Omaha, Neb., July 12, 2010 – Union Pacific Corporation (NYSE: UNP; and "Union Pacific" or the "Corporation") today announced the expiration of its offer to exchange its outstanding 7.875% Notes due 2019 (the "Existing Notes") for 5.78% Notes due 2040 (the "New Notes") and cash (the "Exchange Offer"). The Exchange Offer, which commenced on June 11, 2010, expired at 11:59 p.m., New York City time on July 9, 2010 (the "Expiration Date"). According to information provided by the exchange agent for the Exchange Offer, Union Pacific received valid tenders from holders of $375,900,000 aggregate principal amount of Existing Notes.
On July 14, 2010, Union Pacific expects to deliver an aggregate principal amount of $375,900,000 of New Notes and will pay $95,775,561 cash consideration for the Existing Notes accepted for exchange, plus accrued and unpaid interest on such Existing Notes.
The Exchange Offer was conducted upon the terms and subject to the conditions set forth in the offering memorandum dated June 11, 2010, as supplemented, and the related letter of transmittal. The Exchange Offer was only made to a holder of the Existing Notes who certified its status as (1) a "qualified institutional buyer" as defined in Rule 144A under the Securities Act of 1933 (the "Securities Act"), or (2) a person who is not a "U.S. person" as defined under Regulation S under the Securities Act.

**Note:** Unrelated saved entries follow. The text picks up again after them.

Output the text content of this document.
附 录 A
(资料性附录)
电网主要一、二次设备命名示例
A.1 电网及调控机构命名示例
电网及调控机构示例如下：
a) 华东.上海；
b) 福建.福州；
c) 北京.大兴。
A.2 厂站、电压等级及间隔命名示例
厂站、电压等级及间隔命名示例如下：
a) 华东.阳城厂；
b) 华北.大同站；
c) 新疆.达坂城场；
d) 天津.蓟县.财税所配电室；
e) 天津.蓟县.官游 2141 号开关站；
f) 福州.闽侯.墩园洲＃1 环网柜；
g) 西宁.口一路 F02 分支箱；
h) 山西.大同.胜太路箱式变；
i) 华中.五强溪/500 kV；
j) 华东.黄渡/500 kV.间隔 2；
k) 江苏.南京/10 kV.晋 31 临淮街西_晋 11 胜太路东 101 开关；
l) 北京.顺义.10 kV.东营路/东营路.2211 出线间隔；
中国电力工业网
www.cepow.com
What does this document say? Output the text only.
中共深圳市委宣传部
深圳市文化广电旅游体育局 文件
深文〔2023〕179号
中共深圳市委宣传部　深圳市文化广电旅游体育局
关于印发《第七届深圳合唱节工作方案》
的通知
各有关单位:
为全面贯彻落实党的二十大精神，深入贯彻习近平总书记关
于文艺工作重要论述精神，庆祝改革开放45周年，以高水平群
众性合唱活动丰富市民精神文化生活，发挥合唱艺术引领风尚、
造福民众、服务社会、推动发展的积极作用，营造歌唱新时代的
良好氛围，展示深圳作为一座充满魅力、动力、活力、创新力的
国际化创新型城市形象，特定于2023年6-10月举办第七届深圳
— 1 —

The New Notes have not been registered under the Securities Act or any state securities laws. Therefore, the New Notes may not be offered or sold in the United States absent registration or an applicable exemption from the registration requirements of the Securities Act and any applicable state securities laws.
This press release is not an offer to sell or a solicitation of an offer to buy any security. The Exchange Offer is being made solely by the offering memorandum and related letter of transmittal and only to such persons and in such jurisdictions as is permitted under applicable law.